From the Farside –A Paleobiologist Views “The Meg,” New Movie About the Terrifying Prehistoric 18-Meter Megalodon

“A megalodon mouth is so big that you could swim into it without touching any of the teeth. It literally could swallow a small car without having to chomp down on it. And the teeth would be about 7 inches or 17 centimeters tall, and it would have several rows in its mouth at once, so as it lost or broke teeth, it could easily replace them.”

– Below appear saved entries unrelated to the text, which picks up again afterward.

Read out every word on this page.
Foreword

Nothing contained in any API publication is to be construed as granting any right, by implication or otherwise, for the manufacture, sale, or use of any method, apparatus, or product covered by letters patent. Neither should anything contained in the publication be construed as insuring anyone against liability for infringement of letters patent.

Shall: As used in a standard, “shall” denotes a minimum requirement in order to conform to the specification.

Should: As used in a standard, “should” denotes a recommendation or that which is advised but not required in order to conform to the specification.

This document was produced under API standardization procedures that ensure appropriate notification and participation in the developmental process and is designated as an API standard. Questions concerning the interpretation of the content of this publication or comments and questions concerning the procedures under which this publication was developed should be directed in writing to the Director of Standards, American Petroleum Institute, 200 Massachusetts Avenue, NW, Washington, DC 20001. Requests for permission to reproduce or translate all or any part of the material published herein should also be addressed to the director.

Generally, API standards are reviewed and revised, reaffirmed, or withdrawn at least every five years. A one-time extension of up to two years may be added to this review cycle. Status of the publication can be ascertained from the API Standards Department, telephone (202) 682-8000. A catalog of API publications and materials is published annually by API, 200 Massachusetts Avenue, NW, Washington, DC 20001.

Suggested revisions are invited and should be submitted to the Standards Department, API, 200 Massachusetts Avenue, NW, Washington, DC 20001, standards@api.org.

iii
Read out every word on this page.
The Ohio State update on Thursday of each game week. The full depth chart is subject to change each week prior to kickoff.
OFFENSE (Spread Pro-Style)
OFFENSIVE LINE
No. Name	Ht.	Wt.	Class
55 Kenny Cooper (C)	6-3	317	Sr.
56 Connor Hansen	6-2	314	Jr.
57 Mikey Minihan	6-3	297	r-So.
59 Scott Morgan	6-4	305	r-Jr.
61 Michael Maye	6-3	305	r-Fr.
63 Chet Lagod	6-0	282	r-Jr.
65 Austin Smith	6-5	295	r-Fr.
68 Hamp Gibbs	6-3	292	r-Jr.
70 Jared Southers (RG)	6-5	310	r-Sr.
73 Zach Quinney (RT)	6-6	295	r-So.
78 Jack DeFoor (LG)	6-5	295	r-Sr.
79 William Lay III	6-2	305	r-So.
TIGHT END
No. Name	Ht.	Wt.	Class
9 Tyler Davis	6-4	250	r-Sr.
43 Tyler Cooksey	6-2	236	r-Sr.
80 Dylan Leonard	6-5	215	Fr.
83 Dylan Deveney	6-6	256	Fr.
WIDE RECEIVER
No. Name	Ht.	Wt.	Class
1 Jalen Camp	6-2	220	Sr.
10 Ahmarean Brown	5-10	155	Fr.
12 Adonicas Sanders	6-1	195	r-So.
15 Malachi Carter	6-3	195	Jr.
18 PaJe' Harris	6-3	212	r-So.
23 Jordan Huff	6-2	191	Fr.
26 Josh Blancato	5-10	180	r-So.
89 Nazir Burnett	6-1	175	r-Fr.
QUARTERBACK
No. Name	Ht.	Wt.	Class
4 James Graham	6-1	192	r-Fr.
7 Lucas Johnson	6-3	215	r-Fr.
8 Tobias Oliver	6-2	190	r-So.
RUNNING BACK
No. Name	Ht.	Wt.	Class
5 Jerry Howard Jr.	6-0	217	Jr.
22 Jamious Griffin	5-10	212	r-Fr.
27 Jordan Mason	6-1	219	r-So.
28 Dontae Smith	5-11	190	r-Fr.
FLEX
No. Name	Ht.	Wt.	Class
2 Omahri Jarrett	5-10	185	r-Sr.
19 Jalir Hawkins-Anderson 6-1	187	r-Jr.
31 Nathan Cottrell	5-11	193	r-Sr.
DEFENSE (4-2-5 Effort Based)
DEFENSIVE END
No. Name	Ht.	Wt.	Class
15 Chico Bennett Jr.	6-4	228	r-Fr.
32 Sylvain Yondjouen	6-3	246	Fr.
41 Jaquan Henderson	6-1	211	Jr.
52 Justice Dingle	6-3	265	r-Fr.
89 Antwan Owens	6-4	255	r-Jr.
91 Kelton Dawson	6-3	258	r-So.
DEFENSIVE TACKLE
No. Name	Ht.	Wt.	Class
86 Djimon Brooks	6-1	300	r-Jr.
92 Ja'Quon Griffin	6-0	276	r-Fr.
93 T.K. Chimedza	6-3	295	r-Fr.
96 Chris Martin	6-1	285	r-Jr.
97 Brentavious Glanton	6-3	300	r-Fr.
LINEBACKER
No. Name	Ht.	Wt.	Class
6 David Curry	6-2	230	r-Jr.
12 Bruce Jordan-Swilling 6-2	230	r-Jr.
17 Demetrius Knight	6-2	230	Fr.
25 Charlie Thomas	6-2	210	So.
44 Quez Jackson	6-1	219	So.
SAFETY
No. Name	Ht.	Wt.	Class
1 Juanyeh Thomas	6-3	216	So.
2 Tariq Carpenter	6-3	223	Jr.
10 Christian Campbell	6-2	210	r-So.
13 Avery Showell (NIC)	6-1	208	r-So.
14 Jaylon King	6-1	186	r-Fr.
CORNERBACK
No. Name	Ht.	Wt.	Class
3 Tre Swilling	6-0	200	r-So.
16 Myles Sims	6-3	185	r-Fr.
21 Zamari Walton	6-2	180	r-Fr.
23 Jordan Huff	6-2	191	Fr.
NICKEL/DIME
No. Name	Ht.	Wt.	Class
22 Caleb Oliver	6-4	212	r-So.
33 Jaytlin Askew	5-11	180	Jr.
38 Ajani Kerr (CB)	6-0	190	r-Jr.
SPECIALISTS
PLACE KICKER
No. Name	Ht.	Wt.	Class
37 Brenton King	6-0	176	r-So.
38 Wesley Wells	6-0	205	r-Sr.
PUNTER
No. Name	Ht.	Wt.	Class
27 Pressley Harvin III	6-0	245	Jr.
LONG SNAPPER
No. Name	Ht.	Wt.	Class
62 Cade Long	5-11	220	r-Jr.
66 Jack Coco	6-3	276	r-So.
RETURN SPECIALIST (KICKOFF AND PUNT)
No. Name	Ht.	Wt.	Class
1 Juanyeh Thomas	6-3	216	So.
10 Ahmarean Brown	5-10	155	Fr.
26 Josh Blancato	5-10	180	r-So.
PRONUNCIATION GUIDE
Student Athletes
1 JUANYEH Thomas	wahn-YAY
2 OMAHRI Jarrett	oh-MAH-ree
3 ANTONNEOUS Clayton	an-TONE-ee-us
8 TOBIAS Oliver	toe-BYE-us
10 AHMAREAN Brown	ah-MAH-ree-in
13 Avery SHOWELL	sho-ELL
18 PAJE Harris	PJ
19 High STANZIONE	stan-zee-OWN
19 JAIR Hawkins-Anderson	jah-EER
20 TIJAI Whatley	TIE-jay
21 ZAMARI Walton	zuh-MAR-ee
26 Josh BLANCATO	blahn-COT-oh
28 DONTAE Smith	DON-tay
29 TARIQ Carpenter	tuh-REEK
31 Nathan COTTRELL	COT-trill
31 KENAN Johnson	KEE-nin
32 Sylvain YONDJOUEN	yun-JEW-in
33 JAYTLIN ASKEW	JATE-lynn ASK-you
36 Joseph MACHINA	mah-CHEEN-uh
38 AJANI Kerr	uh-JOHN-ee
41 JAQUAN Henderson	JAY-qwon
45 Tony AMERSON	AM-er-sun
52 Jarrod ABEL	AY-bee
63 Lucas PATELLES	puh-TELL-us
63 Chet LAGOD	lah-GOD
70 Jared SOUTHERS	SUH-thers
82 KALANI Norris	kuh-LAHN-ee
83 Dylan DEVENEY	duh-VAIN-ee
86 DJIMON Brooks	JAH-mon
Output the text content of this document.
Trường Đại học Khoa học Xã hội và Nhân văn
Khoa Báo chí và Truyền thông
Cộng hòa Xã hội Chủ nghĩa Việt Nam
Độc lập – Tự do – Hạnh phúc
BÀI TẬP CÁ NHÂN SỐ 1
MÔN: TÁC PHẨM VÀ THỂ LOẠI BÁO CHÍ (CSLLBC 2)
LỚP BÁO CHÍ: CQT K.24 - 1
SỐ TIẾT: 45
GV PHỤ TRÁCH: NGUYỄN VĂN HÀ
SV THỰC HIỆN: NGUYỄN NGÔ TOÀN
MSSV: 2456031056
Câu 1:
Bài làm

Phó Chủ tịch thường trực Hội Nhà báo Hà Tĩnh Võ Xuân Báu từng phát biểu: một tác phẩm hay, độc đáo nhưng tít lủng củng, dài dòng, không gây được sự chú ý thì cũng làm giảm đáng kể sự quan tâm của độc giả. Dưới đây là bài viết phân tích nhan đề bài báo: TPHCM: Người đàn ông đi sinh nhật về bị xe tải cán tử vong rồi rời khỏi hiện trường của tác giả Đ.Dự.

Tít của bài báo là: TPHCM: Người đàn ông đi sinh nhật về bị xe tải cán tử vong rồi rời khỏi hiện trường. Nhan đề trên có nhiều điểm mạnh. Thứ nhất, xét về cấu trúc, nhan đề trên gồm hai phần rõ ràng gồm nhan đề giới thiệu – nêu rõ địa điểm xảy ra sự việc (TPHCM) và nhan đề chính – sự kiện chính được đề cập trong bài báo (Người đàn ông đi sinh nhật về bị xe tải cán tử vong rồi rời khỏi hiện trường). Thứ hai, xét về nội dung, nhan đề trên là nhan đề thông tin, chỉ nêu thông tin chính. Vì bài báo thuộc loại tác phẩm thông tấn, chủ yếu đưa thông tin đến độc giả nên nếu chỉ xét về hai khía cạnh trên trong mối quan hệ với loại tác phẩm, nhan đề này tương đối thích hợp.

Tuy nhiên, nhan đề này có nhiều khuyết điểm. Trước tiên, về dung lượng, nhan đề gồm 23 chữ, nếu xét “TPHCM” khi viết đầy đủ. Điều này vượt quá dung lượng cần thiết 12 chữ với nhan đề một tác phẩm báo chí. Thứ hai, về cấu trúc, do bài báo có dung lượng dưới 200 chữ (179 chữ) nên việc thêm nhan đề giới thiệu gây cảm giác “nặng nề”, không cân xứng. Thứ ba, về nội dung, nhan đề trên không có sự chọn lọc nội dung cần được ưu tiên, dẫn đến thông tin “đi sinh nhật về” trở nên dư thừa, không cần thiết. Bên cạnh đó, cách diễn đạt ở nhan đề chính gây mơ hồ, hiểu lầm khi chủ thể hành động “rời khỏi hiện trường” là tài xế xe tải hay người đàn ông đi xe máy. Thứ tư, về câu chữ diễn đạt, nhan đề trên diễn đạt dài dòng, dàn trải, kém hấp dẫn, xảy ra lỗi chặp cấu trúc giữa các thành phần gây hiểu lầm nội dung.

In the new action movie The Meg, Jason Statham battles an 18-meter-long megalodon, a beast of a shark that lived 20 million years ago. The film posits that a few members of the species are still alive, free to terrorize cargo ships, beachgoers, and even tiny dogs off the coast of China.

 

 

If you’re not expecting a lot of scientific accuracy from a movie like this, you won’t be disappointed. But, after a screening, Frankie Schembri at Science sat down with Hans Sues, curator of vertebrate paleobiology at the Smithsonian Institution’s National Museum of Natural History in Washington, D.C., and an expert on all creatures prehistoric, to see whether the film got anything right.

Sues has assisted in the discovery of several new species of dinosaurs and even has one named after him—the dome-skulled pachycephalosaur Hanssuesia sternbergi. He’s now supervising the building of a 15-meter megalodon model for a new space in the museum, which is undergoing renovations.